The current session of the Swiss parliament in the mountain resort of Flims is giving new impetus to the Romansh-speaking part of the country.
But Claudio Lardi, the president of the Graubünden cantonal government, tells swissinfo that the three-week event was not intended primarily as a promotion platform for the area.
The region in the southeast of the country is often perceived as a charming but remote canton, ideal for a holiday against a splendid alpine backdrop and renowned for destinations such as Davos or St Moritz.
But besides its hundreds of peaks and valleys, Graubünden is also the sole canton out of the country's 26 with three official languages. A majority of inhabitants speak German, but there are also Italian and Romansh-speaking minorities.
swissinfo: How does a peripheral region such as Graubünden, and Flims in particular, react to being the temporary political centre of Switzerland?
Claudio Lardi: Two weeks into the parliamentary session we still feel perfectly normal. Actually we don't think of ourselves as a remote region far away from the urban centres of the country. But of course it is great to host so many important people.
swissinfo: What do the locals think of all these politicians?
C.L: People haven't lost their traditional serenity and have a certain pride that everything has gone smoothly so far.
Besides being a political and tourism event the session is also a major organisational feat. It took about 24 months preparation, and it required close cooperation between the federal, cantonal, regional and cultural authorities.
There were some difficult moments, especially when we had to reject local offers for a multitude of fringe activities for the parliamentarians. We had to remind organisers that the politicians came here to work and not to relax.
swissinfo: What's the payoff for the canton?
C.L: It is not about getting a direct return on investment for us. We would like to see politicians understand that Graubünden is not only a nice holiday destination or an alpine wasteland, but also a region where people live and work.
Like most mountain regions, we struggle to keep people from moving away to the cities looking for jobs. During the session we have a unique opportunity to show the politicians what it means for a region to maintain a costly infrastructure, such as a road and railway network.
swissinfo: Why is Flims of all places in Graubünden playing host to parliament? It is not even a Romansh-speaking village...
C.L: Flims provides an excellent venue for the parliament with accommodation and ultimately it was the choice of the Romansh-speaking community.
Flims can also serve as an example for the situation the linguistic minority faces. The resort is on the language border and Romansh speakers are fighting for the survival of their idiom.
From an economic viewpoint Flims can help to stop the steady trickle of people leaving for urban centres by offering jobs in the region.
swissinfo: What did the language community do to raise awareness for Romansh among the parliamentarians?
C.L: We recruited a number of Romansh speaking volunteers who can gently introduce politicians to the sounds of this language.

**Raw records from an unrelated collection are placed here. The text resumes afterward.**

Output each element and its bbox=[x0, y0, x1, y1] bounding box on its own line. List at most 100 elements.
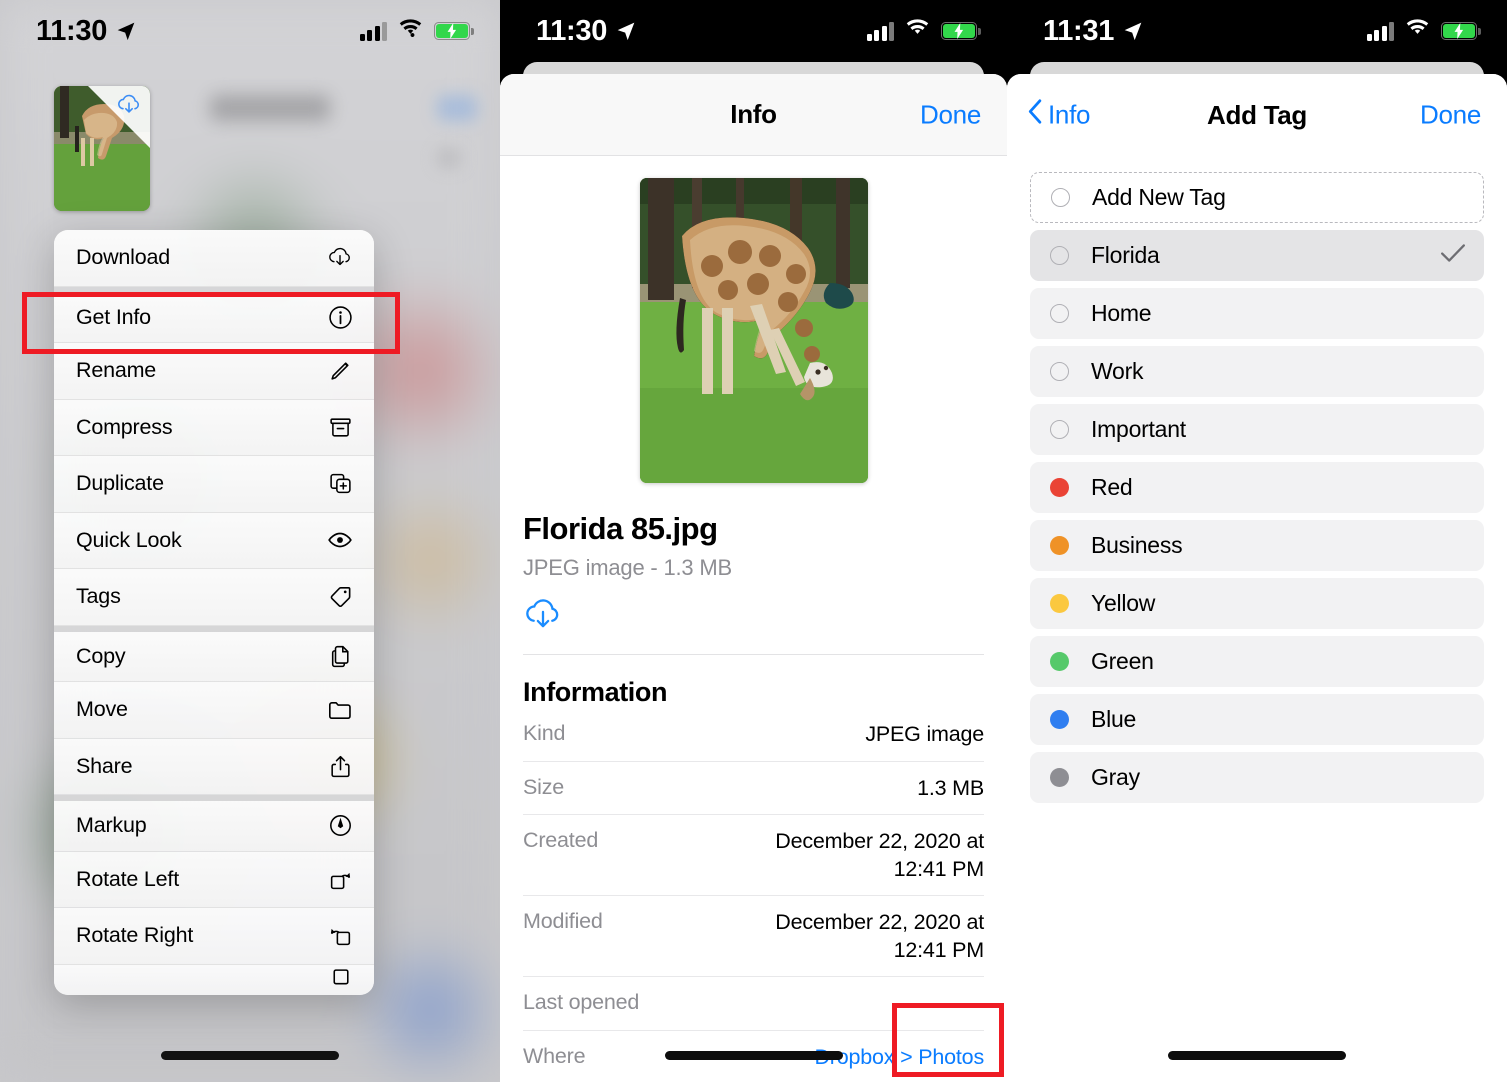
tag-row-green[interactable]: Green bbox=[1030, 636, 1484, 687]
menu-item-label: Rotate Left bbox=[76, 866, 179, 891]
tag-row-home[interactable]: Home bbox=[1030, 288, 1484, 339]
status-bar-left: 11:30 bbox=[0, 0, 500, 62]
status-time: 11:31 bbox=[1043, 14, 1115, 47]
file-thumbnail[interactable] bbox=[54, 86, 150, 211]
download-action[interactable] bbox=[523, 599, 984, 636]
info-circle-icon bbox=[324, 305, 356, 330]
battery-charging-icon bbox=[1441, 22, 1481, 40]
file-meta: JPEG image - 1.3 MB bbox=[523, 555, 732, 580]
chevron-left-icon bbox=[1027, 99, 1042, 132]
menu-item-get-info[interactable]: Get Info bbox=[54, 286, 374, 343]
tag-row-red[interactable]: Red bbox=[1030, 462, 1484, 513]
menu-item-copy[interactable]: Copy bbox=[54, 625, 374, 682]
markup-pen-circle-icon bbox=[324, 813, 356, 838]
menu-item-download[interactable]: Download bbox=[54, 230, 374, 287]
menu-item-label: Move bbox=[76, 697, 128, 722]
info-value: -- bbox=[970, 991, 984, 1016]
radio-circle-icon bbox=[1051, 188, 1070, 207]
tag-row-florida[interactable]: Florida bbox=[1030, 230, 1484, 281]
back-button-label: Info bbox=[1048, 99, 1091, 130]
menu-item-duplicate[interactable]: Duplicate bbox=[54, 456, 374, 513]
back-button[interactable]: Info bbox=[1027, 99, 1090, 132]
file-name: Florida 85.jpg bbox=[523, 511, 718, 546]
page-title: Info bbox=[730, 99, 777, 129]
tag-color-dot-gray bbox=[1050, 768, 1069, 787]
file-preview-image[interactable] bbox=[639, 178, 868, 483]
tag-label: Work bbox=[1091, 358, 1144, 384]
done-button[interactable]: Done bbox=[1420, 100, 1481, 131]
cloud-download-icon bbox=[116, 94, 142, 120]
menu-item-rotate-right[interactable]: Rotate Right bbox=[54, 908, 374, 965]
menu-item-tags[interactable]: Tags bbox=[54, 569, 374, 626]
tag-row-blue[interactable]: Blue bbox=[1030, 694, 1484, 745]
add-tag-navbar: Info Add Tag Done bbox=[1007, 74, 1507, 156]
info-key: Last opened bbox=[523, 990, 640, 1015]
menu-item-label: Get Info bbox=[76, 304, 151, 329]
info-key: Kind bbox=[523, 721, 566, 745]
blurred-toolbar-icon-2 bbox=[437, 148, 461, 168]
folder-icon bbox=[324, 697, 356, 723]
three-phone-screenshots: 11:30 Download Get Info Rename Compress … bbox=[0, 0, 1507, 1082]
tag-label: Add New Tag bbox=[1092, 184, 1226, 210]
menu-item-partial-hidden[interactable] bbox=[54, 964, 374, 995]
add-tag-sheet: Info Add Tag Done Add New Tag Florida Ho… bbox=[1007, 74, 1507, 1082]
menu-item-rotate-left[interactable]: Rotate Left bbox=[54, 851, 374, 908]
info-value: JPEG image bbox=[865, 722, 984, 746]
blurred-title-placeholder bbox=[210, 95, 330, 121]
menu-item-rename[interactable]: Rename bbox=[54, 343, 374, 400]
rotate-left-icon bbox=[324, 867, 356, 892]
battery-charging-icon bbox=[434, 22, 474, 40]
info-body: Florida 85.jpg JPEG image - 1.3 MB Infor… bbox=[500, 178, 1007, 1082]
tag-row-work[interactable]: Work bbox=[1030, 346, 1484, 397]
share-up-arrow-icon bbox=[324, 754, 356, 779]
menu-item-label: Rotate Right bbox=[76, 923, 194, 948]
location-arrow-icon bbox=[116, 21, 136, 41]
page-title: Add Tag bbox=[1207, 99, 1307, 130]
cloud-download-icon bbox=[324, 247, 356, 268]
menu-item-label: Markup bbox=[76, 813, 147, 838]
tag-label: Home bbox=[1091, 300, 1152, 326]
archive-box-icon bbox=[324, 415, 356, 440]
checkmark-icon bbox=[1440, 242, 1466, 269]
phone-screen-add-tag: 11:31 Info Add Tag Done Add New Tag Flor… bbox=[1007, 0, 1507, 1082]
tag-row-gray[interactable]: Gray bbox=[1030, 752, 1484, 803]
info-key: Modified bbox=[523, 909, 603, 934]
menu-item-share[interactable]: Share bbox=[54, 738, 374, 795]
phone-screen-info-sheet: 11:30 Info Done Florida 85.jpg JPEG imag… bbox=[500, 0, 1007, 1082]
tag-list: Add New Tag Florida Home Work Important … bbox=[1007, 156, 1507, 803]
menu-item-markup[interactable]: Markup bbox=[54, 795, 374, 852]
partial-icon bbox=[324, 967, 356, 992]
radio-circle-icon bbox=[1050, 246, 1069, 265]
menu-item-label: Tags bbox=[76, 584, 121, 609]
rotate-right-icon bbox=[324, 923, 356, 948]
tag-row-add-new[interactable]: Add New Tag bbox=[1030, 172, 1484, 223]
section-divider bbox=[523, 654, 984, 655]
battery-charging-icon bbox=[941, 22, 981, 40]
tag-label: Blue bbox=[1091, 706, 1137, 732]
status-time: 11:30 bbox=[536, 14, 608, 47]
tag-row-important[interactable]: Important bbox=[1030, 404, 1484, 455]
cellular-signal-icon bbox=[359, 21, 387, 41]
tag-icon bbox=[324, 584, 356, 610]
tag-label: Yellow bbox=[1091, 590, 1156, 616]
info-row-created: Created December 22, 2020 at 12:41 PM bbox=[523, 815, 984, 897]
menu-item-move[interactable]: Move bbox=[54, 682, 374, 739]
home-indicator bbox=[664, 1051, 843, 1060]
tag-label: Florida bbox=[1091, 242, 1160, 268]
menu-item-label: Share bbox=[76, 753, 133, 778]
context-menu[interactable]: Download Get Info Rename Compress Duplic… bbox=[54, 230, 374, 995]
done-button[interactable]: Done bbox=[920, 99, 981, 130]
menu-item-compress[interactable]: Compress bbox=[54, 399, 374, 456]
menu-item-quick-look[interactable]: Quick Look bbox=[54, 512, 374, 569]
location-arrow-icon bbox=[1123, 21, 1143, 41]
menu-item-label: Quick Look bbox=[76, 527, 182, 552]
information-section-title: Information bbox=[523, 677, 668, 707]
tag-label: Important bbox=[1091, 416, 1186, 442]
tag-color-dot-green bbox=[1050, 652, 1069, 671]
tag-row-business[interactable]: Business bbox=[1030, 520, 1484, 571]
tag-row-yellow[interactable]: Yellow bbox=[1030, 578, 1484, 629]
info-value: 1.3 MB bbox=[917, 775, 984, 800]
info-row-modified: Modified December 22, 2020 at 12:41 PM bbox=[523, 896, 984, 978]
status-time: 11:30 bbox=[36, 14, 108, 47]
tag-color-dot-blue bbox=[1050, 710, 1069, 729]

The parliamentarians were also given an audio course.
There are also a series of cultural events and all the signs for the session are exclusively in Romansh. So we are asking the politicians to make a very small effort themselves.
swissinfo: What about Italian, the other minority language, in the Graubünden region?
C.L: The situation is not comparable, because Italian is not facing the threat of extinction. But I see it as my duty to explain to the public that Graubünden wouldn't be complete without its minority languages. They are a crucial part of our identity.
swissinfo-interview: Urs Geiser
It's only the third time in the history of modern-day Switzerland that the federal parliament is holding a session outside the capital, Bern.
In 1993 it convened in Geneva (French-speaking part of the country) and 2001 in Lugano in the Italian-speaking region.
During the session in Flims, which is costing an estimated at SFr3.5 million ($2.8 million), the parliament building in Bern is undergoing major renovation.
Romansh is the fourth national language in Switzerland, besides German, French and Italian.
About 35,000 people, mainly living in canton Graubünden, consider Romansh as their main language.
Lardi was born in the Italian-speaking Poschiavo Valley in 1955.
A lawyer by trade he was elected to the Graubünden government in 1998 as the only representative of the centre-left Social Democrats.
He is in charge of education, culture and the environmental policy. Lardi is holding the rotating presidency of the local government this year for the second time in his political career.
He is known as staunch supporter of Rumantsch Grischun – a standardised version of Romansh – and of the other minority language, Italian.